Subsidiärer Schutz für Person aus Eritrea:

1. Im Rahmen der vorzunehmenden Gefahrenprognose ist auf die zwangsweise Rückführung abzustellen, weil die Person nicht freiwillig ausreisen wird und dies auch nicht zumutbar ist. Obwohl im Kleinkindalter ausgereist, müsste sie dafür eine Reueerklärung abgeben, deren Abgabe ihr nicht zuzumuten ist.

2. Bei der zwangsweisen Rückführung droht unmittelbar nach der Einreise eine Inhaftierung und die Einberufung in den Nationaldienst, wobei allein die Haftbedingungen bereits eine unmenschliche und erniedrigende Behandlung und Folter darstellen.

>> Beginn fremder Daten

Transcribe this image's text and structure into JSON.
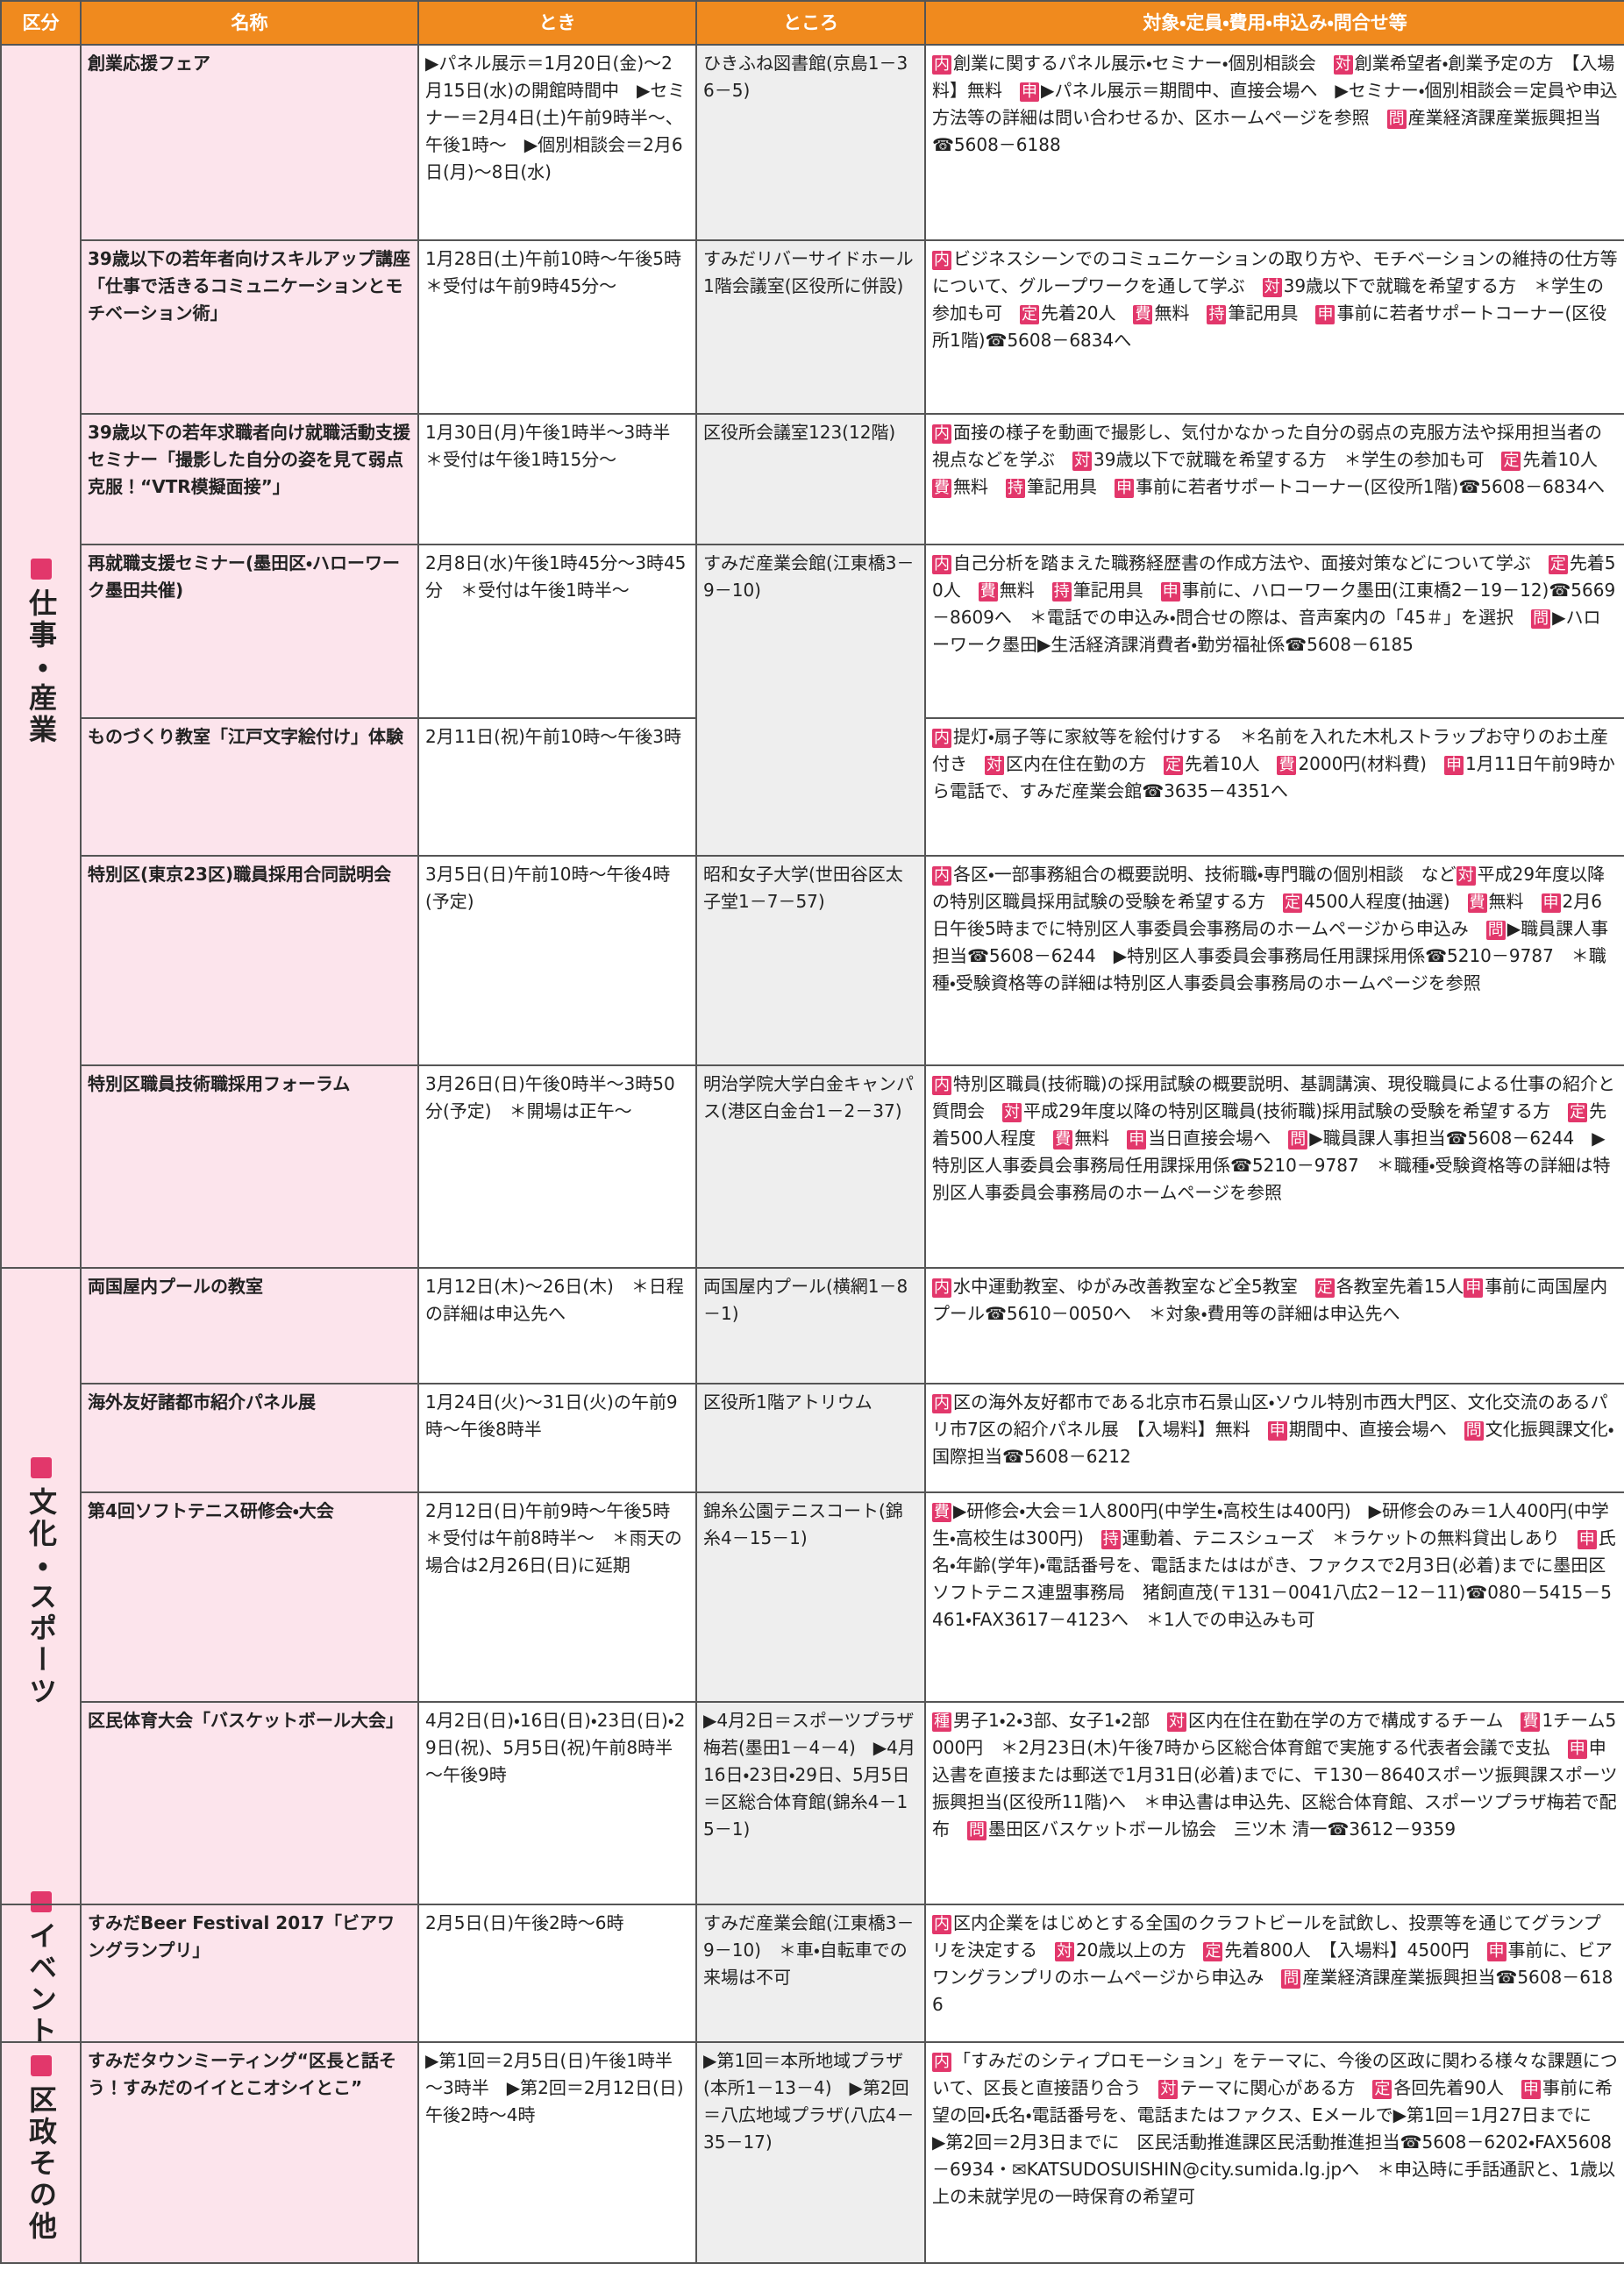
{
  "header": [
    "区分",
    "名称",
    "とき",
    "ところ",
    "対象・定員・費用・申込み・問合せ等"
  ],
  "sections": [
    {
      "label": "仕事・産業",
      "rows": [
        {
          "name": "創業応援フェア",
          "when": "▶パネル展示＝1月20日(金)～2月15日(水)の開館時間中　▶セミナー＝2月4日(土)午前9時半～、午後1時～　▶個別相談会＝2月6日(月)～8日(水)",
          "where": "ひきふね図書館(京島1－36－5)",
          "details": [
            {
              "tag": "内",
              "text": "創業に関するパネル展示・セミナー・個別相談会　"
            },
            {
              "tag": "対",
              "text": "創業希望者・創業予定の方　【入場料】無料　"
            },
            {
              "tag": "申",
              "text": "▶パネル展示＝期間中、直接会場へ　▶セミナー・個別相談会＝定員や申込方法等の詳細は問い合わせるか、区ホームページを参照　"
            },
            {
              "tag": "問",
              "text": "産業経済課産業振興担当☎5608－6188"
            }
          ]
        },
        {
          "name": "39歳以下の若年者向けスキルアップ講座「仕事で活きるコミュニケーションとモチベーション術」",
          "when": "1月28日(土)午前10時～午後5時　＊受付は午前9時45分～",
          "where": "すみだリバーサイドホール1階会議室(区役所に併設)",
          "details": [
            {
              "tag": "内",
              "text": "ビジネスシーンでのコミュニケーションの取り方や、モチベーションの維持の仕方等について、グループワークを通して学ぶ　"
            },
            {
              "tag": "対",
              "text": "39歳以下で就職を希望する方　＊学生の参加も可　"
            },
            {
              "tag": "定",
              "text": "先着20人　"
            },
            {
              "tag": "費",
              "text": "無料　"
            },
            {
              "tag": "持",
              "text": "筆記用具　"
            },
            {
              "tag": "申",
              "text": "事前に若者サポートコーナー(区役所1階)☎5608－6834へ"
            }
          ]
        },
        {
          "name": "39歳以下の若年求職者向け就職活動支援セミナー「撮影した自分の姿を見て弱点克服！“VTR模擬面接”」",
          "when": "1月30日(月)午後1時半～3時半　＊受付は午後1時15分～",
          "where": "区役所会議室123(12階)",
          "details": [
            {
              "tag": "内",
              "text": "面接の様子を動画で撮影し、気付かなかった自分の弱点の克服方法や採用担当者の視点などを学ぶ　"
            },
            {
              "tag": "対",
              "text": "39歳以下で就職を希望する方　＊学生の参加も可　"
            },
            {
              "tag": "定",
              "text": "先着10人　"
            },
            {
              "tag": "費",
              "text": "無料　"
            },
            {
              "tag": "持",
              "text": "筆記用具　"
            },
            {
              "tag": "申",
              "text": "事前に若者サポートコーナー(区役所1階)☎5608－6834へ"
            }
          ]
        },
        {
          "name": "再就職支援セミナー(墨田区・ハローワーク墨田共催)",
          "when": "2月8日(水)午後1時45分～3時45分　＊受付は午後1時半～",
          "where": "すみだ産業会館(江東橋3－9－10)",
          "details": [
            {
              "tag": "内",
              "text": "自己分析を踏まえた職務経歴書の作成方法や、面接対策などについて学ぶ　"
            },
            {
              "tag": "定",
              "text": "先着50人　"
            },
            {
              "tag": "費",
              "text": "無料　"
            },
            {
              "tag": "持",
              "text": "筆記用具　"
            },
            {
              "tag": "申",
              "text": "事前に、ハローワーク墨田(江東橋2－19－12)☎5669－8609へ　＊電話での申込み・問合せの際は、音声案内の「45＃」を選択　"
            },
            {
              "tag": "問",
              "text": "▶ハローワーク墨田▶生活経済課消費者・勤労福祉係☎5608－6185"
            }
          ]
        },
        {
          "name": "ものづくり教室「江戸文字絵付け」体験",
          "when": "2月11日(祝)午前10時～午後3時",
          "details": [
            {
              "tag": "内",
              "text": "提灯・扇子等に家紋等を絵付けする　＊名前を入れた木札ストラップお守りのお土産付き　"
            },
            {
              "tag": "対",
              "text": "区内在住在勤の方　"
            },
            {
              "tag": "定",
              "text": "先着10人　"
            },
            {
              "tag": "費",
              "text": "2000円(材料費)　"
            },
            {
              "tag": "申",
              "text": "1月11日午前9時から電話で、すみだ産業会館☎3635－4351へ"
            }
          ]
        },
        {
          "name": "特別区(東京23区)職員採用合同説明会",
          "when": "3月5日(日)午前10時～午後4時(予定)",
          "where": "昭和女子大学(世田谷区太子堂1－7－57)",
          "details": [
            {
              "tag": "内",
              "text": "各区・一部事務組合の概要説明、技術職・専門職の個別相談　など"
            },
            {
              "tag": "対",
              "text": "平成29年度以降の特別区職員採用試験の受験を希望する方　"
            },
            {
              "tag": "定",
              "text": "4500人程度(抽選)　"
            },
            {
              "tag": "費",
              "text": "無料　"
            },
            {
              "tag": "申",
              "text": "2月6日午後5時までに特別区人事委員会事務局のホームページから申込み　"
            },
            {
              "tag": "問",
              "text": "▶職員課人事担当☎5608－6244　▶特別区人事委員会事務局任用課採用係☎5210－9787　＊職種・受験資格等の詳細は特別区人事委員会事務局のホームページを参照"
            }
          ]
        },
        {
          "name": "特別区職員技術職採用フォーラム",
          "when": "3月26日(日)午後0時半～3時50分(予定)　＊開場は正午～",
          "where": "明治学院大学白金キャンパス(港区白金台1－2－37)",
          "details": [
            {
              "tag": "内",
              "text": "特別区職員(技術職)の採用試験の概要説明、基調講演、現役職員による仕事の紹介と質問会　"
            },
            {
              "tag": "対",
              "text": "平成29年度以降の特別区職員(技術職)採用試験の受験を希望する方　"
            },
            {
              "tag": "定",
              "text": "先着500人程度　"
            },
            {
              "tag": "費",
              "text": "無料　"
            },
            {
              "tag": "申",
              "text": "当日直接会場へ　"
            },
            {
              "tag": "問",
              "text": "▶職員課人事担当☎5608－6244　▶特別区人事委員会事務局任用課採用係☎5210－9787　＊職種・受験資格等の詳細は特別区人事委員会事務局のホームページを参照"
            }
          ]
        }
      ]
    },
    {
      "label": "文化・スポーツ",
      "rows": [
        {
          "name": "両国屋内プールの教室",
          "when": "1月12日(木)～26日(木)　＊日程の詳細は申込先へ",
          "where": "両国屋内プール(横網1－8－1)",
          "details": [
            {
              "tag": "内",
              "text": "水中運動教室、ゆがみ改善教室など全5教室　"
            },
            {
              "tag": "定",
              "text": "各教室先着15人"
            },
            {
              "tag": "申",
              "text": "事前に両国屋内プール☎5610－0050へ　＊対象・費用等の詳細は申込先へ"
            }
          ]
        },
        {
          "name": "海外友好諸都市紹介パネル展",
          "when": "1月24日(火)～31日(火)の午前9時～午後8時半",
          "where": "区役所1階アトリウム",
          "details": [
            {
              "tag": "内",
              "text": "区の海外友好都市である北京市石景山区・ソウル特別市西大門区、文化交流のあるパリ市7区の紹介パネル展　【入場料】無料　"
            },
            {
              "tag": "申",
              "text": "期間中、直接会場へ　"
            },
            {
              "tag": "問",
              "text": "文化振興課文化・国際担当☎5608－6212"
            }
          ]
        },
        {
          "name": "第4回ソフトテニス研修会・大会",
          "when": "2月12日(日)午前9時～午後5時　＊受付は午前8時半～　＊雨天の場合は2月26日(日)に延期",
          "where": "錦糸公園テニスコート(錦糸4－15－1)",
          "details": [
            {
              "tag": "費",
              "text": "▶研修会・大会＝1人800円(中学生・高校生は400円)　▶研修会のみ＝1人400円(中学生・高校生は300円)　"
            },
            {
              "tag": "持",
              "text": "運動着、テニスシューズ　＊ラケットの無料貸出しあり　"
            },
            {
              "tag": "申",
              "text": "氏名・年齢(学年)・電話番号を、電話またははがき、ファクスで2月3日(必着)までに墨田区ソフトテニス連盟事務局　猪飼直茂(〒131－0041八広2－12－11)☎080－5415－5461・FAX3617－4123へ　＊1人での申込みも可"
            }
          ]
        },
        {
          "name": "区民体育大会「バスケットボール大会」",
          "when": "4月2日(日)・16日(日)・23日(日)・29日(祝)、5月5日(祝)午前8時半～午後9時",
          "where": "▶4月2日＝スポーツプラザ梅若(墨田1－4－4)　▶4月16日・23日・29日、5月5日＝区総合体育館(錦糸4－15－1)",
          "details": [
            {
              "tag": "種",
              "text": "男子1・2・3部、女子1・2部　"
            },
            {
              "tag": "対",
              "text": "区内在住在勤在学の方で構成するチーム　"
            },
            {
              "tag": "費",
              "text": "1チーム5000円　＊2月23日(木)午後7時から区総合体育館で実施する代表者会議で支払　"
            },
            {
              "tag": "申",
              "text": "申込書を直接または郵送で1月31日(必着)までに、〒130－8640スポーツ振興課スポーツ振興担当(区役所11階)へ　＊申込書は申込先、区総合体育館、スポーツプラザ梅若で配布　"
            },
            {
              "tag": "問",
              "text": "墨田区バスケットボール協会　三ツ木 清一☎3612－9359"
            }
          ]
        }
      ]
    },
    {
      "label": "イベント",
      "rows": [
        {
          "name": "すみだBeer Festival 2017「ビアワングランプリ」",
          "when": "2月5日(日)午後2時～6時",
          "where": "すみだ産業会館(江東橋3－9－10)　＊車・自転車での来場は不可",
          "details": [
            {
              "tag": "内",
              "text": "区内企業をはじめとする全国のクラフトビールを試飲し、投票等を通じてグランプリを決定する　"
            },
            {
              "tag": "対",
              "text": "20歳以上の方　"
            },
            {
              "tag": "定",
              "text": "先着800人　【入場料】4500円　"
            },
            {
              "tag": "申",
              "text": "事前に、ビアワングランプリのホームページから申込み　"
            },
            {
              "tag": "問",
              "text": "産業経済課産業振興担当☎5608－6186"
            }
          ]
        }
      ]
    },
    {
      "label": "区政その他",
      "rows": [
        {
          "name": "すみだタウンミーティング“区長と話そう！すみだのイイとこオシイとこ”",
          "when": "▶第1回＝2月5日(日)午後1時半～3時半　▶第2回＝2月12日(日)午後2時～4時",
          "where": "▶第1回＝本所地域プラザ(本所1－13－4)　▶第2回＝八広地域プラザ(八広4－35－17)",
          "details": [
            {
              "tag": "内",
              "text": "「すみだのシティプロモーション」をテーマに、今後の区政に関わる様々な課題について、区長と直接語り合う　"
            },
            {
              "tag": "対",
              "text": "テーマに関心がある方　"
            },
            {
              "tag": "定",
              "text": "各回先着90人　"
            },
            {
              "tag": "申",
              "text": "事前に希望の回・氏名・電話番号を、電話またはファクス、Eメールで▶第1回＝1月27日までに　▶第2回＝2月3日までに　区民活動推進課区民活動推進担当☎5608－6202・FAX5608－6934・✉KATSUDOSUISHIN@city.sumida.lg.jpへ　＊申込時に手話通訳と、1歳以上の未就学児の一時保育の希望可"
            }
          ]
        }
      ]
    }
  ]
}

(Leitsätze der Redaktion, unter Bezugnahme auf BVerwG, Urteil vom 11.10.2022 - 1 C 9.21 (Asylmagazin 4/2023, S. 100 ff.) - asyl.net: M30993)

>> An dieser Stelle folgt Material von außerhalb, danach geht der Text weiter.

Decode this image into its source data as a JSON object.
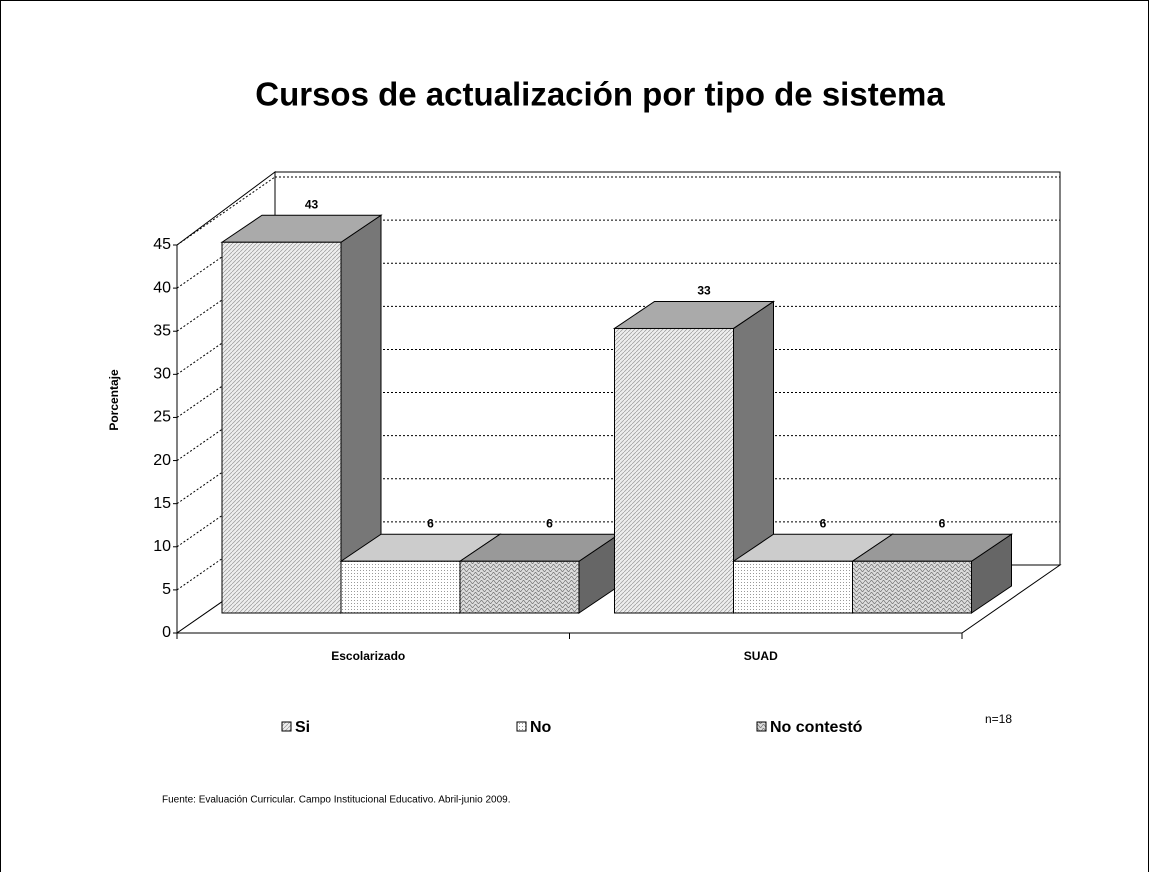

Schlagwörter: subsidiärer Schutz, Eritrea, Passbeschaffung, Mitwirkungspflicht, Reueerklärung, Zumutbarkeit, Diasporasteuer, Anspruch, staatsbürgerliche Pflicht, Mitwirkungshandlung, Botschaft, Auslandsvertretung, Qualifikationsrichtlinie,
Normen: AsylG § 4
Auszüge:

[...]

II. Es bestehen stichhaltigen Gründe im Sinne von § 4 Abs. 1 Satz 1 AsylG für die Annahme, dass dem Kläger bei einer Rückkehr nach Eritrea Folter oder unmenschliche oder erniedrigende Behandlung oder Bestrafung gemäß § 4 Abs. 1 Satz 2 Nr. 2 AsylG droht. [...]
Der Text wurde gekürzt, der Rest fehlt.